Vous avouerai-je que j'ai souffert encore, les premières semaines. Contre mon attente, l'image de cet homme, ses baisers que j'avais trop aimés et trop haïs, devaient continuer quelque temps de me poursuivre.

Aujourd'hui tout s'apaise. Je lui ai pardonné d'avoir fait de moi presque une courtisane; il ne m'inspire plus ni le désir ni haine; c'est fini. Un peu de honte me reste pour avoir cru rencontrer l'amour parce qu'un joli garçon me serrait dans ses bras. Mais j'ai reconquis ma dignité, j'ai retrouvé mon âme et repris mon essor.
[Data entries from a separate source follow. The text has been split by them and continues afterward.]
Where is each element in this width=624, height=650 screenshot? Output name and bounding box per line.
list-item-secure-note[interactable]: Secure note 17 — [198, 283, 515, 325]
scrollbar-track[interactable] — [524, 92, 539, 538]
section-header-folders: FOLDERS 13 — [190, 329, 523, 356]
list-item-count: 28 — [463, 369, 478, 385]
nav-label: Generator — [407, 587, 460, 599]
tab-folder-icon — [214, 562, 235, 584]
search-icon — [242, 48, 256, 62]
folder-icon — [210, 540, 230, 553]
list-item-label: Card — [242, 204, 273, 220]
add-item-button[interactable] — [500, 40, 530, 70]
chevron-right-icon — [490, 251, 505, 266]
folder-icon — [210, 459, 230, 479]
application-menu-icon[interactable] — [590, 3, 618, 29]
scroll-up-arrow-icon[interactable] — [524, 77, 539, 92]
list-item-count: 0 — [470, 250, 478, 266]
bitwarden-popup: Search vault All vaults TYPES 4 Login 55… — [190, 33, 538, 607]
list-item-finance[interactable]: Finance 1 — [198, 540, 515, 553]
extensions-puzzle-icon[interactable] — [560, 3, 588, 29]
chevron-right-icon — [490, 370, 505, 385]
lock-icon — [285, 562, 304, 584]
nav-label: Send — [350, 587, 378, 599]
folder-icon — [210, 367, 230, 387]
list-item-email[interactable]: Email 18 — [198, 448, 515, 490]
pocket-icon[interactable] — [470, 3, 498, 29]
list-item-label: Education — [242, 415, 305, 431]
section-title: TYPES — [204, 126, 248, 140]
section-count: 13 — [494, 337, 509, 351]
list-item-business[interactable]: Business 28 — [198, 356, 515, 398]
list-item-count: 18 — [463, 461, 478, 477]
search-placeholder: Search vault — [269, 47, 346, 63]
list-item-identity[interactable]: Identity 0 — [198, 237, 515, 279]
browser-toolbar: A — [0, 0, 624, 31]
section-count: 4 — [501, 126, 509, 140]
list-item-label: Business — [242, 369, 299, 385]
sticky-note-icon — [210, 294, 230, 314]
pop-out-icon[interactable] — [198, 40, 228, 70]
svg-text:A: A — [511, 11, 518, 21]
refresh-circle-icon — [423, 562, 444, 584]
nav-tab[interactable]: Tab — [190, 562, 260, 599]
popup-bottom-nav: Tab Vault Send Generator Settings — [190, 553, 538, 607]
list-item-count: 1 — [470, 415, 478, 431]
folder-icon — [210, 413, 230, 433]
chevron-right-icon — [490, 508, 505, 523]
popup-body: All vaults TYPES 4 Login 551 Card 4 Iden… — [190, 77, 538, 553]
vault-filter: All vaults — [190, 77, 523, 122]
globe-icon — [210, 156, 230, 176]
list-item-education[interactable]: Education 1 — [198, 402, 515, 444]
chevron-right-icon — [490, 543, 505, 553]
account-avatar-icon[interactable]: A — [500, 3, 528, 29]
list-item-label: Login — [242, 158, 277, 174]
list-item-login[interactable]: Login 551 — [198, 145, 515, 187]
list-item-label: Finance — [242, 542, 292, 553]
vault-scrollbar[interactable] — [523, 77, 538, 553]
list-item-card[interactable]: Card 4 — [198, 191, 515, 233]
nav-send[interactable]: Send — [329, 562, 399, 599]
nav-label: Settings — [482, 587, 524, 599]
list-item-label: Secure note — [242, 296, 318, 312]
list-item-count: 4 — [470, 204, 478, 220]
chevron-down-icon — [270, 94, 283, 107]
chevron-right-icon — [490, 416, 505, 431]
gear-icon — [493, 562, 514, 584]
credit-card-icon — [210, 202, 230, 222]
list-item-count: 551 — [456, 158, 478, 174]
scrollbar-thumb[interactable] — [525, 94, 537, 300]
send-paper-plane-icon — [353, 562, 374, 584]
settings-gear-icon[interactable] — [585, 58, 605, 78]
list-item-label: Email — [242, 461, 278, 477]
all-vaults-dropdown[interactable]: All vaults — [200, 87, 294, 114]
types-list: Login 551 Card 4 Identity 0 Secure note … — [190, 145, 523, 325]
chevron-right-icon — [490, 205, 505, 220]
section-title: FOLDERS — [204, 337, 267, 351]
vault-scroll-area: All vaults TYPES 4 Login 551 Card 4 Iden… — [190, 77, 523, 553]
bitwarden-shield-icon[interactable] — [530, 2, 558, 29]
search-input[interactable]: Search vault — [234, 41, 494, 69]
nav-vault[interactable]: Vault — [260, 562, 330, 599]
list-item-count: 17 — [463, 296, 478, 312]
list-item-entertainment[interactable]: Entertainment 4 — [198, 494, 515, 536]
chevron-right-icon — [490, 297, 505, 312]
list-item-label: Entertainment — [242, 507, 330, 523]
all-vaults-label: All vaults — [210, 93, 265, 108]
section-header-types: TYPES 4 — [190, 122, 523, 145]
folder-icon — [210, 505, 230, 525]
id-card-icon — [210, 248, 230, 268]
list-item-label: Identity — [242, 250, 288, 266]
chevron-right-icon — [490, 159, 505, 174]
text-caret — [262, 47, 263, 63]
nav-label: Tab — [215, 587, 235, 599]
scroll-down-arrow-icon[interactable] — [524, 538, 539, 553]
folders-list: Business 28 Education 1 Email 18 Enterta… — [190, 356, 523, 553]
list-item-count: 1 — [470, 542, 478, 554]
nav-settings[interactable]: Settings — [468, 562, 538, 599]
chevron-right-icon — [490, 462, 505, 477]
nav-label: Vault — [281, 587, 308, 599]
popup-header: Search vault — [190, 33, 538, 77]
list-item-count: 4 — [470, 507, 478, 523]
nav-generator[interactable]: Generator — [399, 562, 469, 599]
Maintenant, répondez-moi, André, que je sache si vous me comprenez, ou bien si, comme tant d'autres, vous me tenez pour une pauvre petite déséquilibrée, en quête de l'impossible.

DJÉNANE.

XXIII

André répondit à Djénane que son Hamdi lui faisait l'effet de ressembler beaucoup à tous les hommes, à ceux d'Occident aussi bien qu'à ceux de Turquie, et que c'était elle, la petite créature d'exception et d'élite. Et puis il la pria de remarquer,—ce qui n'était pas neuf,—que rien ne fuyait comme le temps; les deux années de son séjour à Constantinople avaient déjà commencé leur fuite, et ne se retrouveraient jamais plus; ils devaient donc en profiter tous deux pour échanger leurs pensées, qui seraient si promptes à s'anéantir, comme les pensées de tous les êtres, dans les abîmes de la mort.

Et il reçut un avis de rendez-vous pour le jeudi suivant, à Stamboul, à
Sultan-Selim, dans la vieille maison, au fond de l'impasse de silence.

Ce jour-là, il descendit le Bosphore dès le matin, dans une mouche à vapeur, et trouva un Stamboul de grand été, qui semblait s'être rapproché de l'Arabie, tant il y faisait chaud et calme, tant les mosquées étaient blanches sous l'ardent soleil d'août. Comment imaginer aujourd'hui qu'une ville pareille pouvait avoir de si longs hivers et de si persistants linceuls de neige? Les rues étaient plus désertes, à cause de tout ce monde qui avait émigré vers le Bosphore ou les îles de la Marmara, et les senteurs orientales s'y exagéraient dans l'atmosphère surchauffée.

Pour attendre l'heure, il alla à Sultan-Fatih, s'asseoir à sa place d'autrefois, sous les arbres, à l'ombre, devant la mosquée. Des imams qui étaient là, et ne l'avaient pas vu depuis tant de jours, lui firent grand accueil; après quoi, ils retombèrent dans leur rêverie. Et le "cafedji", le traitant comme un habitué, lui apporta, avec le narguilé berceur, la petite Tékir, la chatte de la maison, qui avait été souvent sa compagne au printemps et qui s'installa tout de suite près de lui, la tête sur ses genoux pour être caressée. En face, les murs de la mosquée éblouissaient avec leur réverbération blanche. Des enfants puisaient l'eau d'une fontaine et la versaient sur les vieux pavés, autour des fumeurs, mais il faisait quand même si chaud que les pinsons et les merles, dans les cages pendues aux branches, restaient muets et somnolents. Des feuilles jaunes cependant tombaient déjà, annonçant que ce bel été ne tarderait pas à courir vers son déclin.

A Sultan-Selim, où il arriva sous l'accablement de deux heures, l'impasse était inquiétante de sonorité et de solitude. Derrière la porte au frappoir de cuivre, il trouva Mélek en faction, qui lui sourit comme une bonne petite camarade, heureuse de le revoir enfin. Son voile était mis en simple et sa figure se voyait à peu près comme celle d'une Européenne en voilette de deuil. En haut, il trouva Zeyneb arrangée pareillement et, pour la première fois, il vit briller ses prunelles brunes, il rencontra le regard de ses jeunes yeux graves et doux. Mais, ainsi qu'il s'y attendait, Djénane persistait à n'être qu'une svelte apparition noire, absolument sans visage.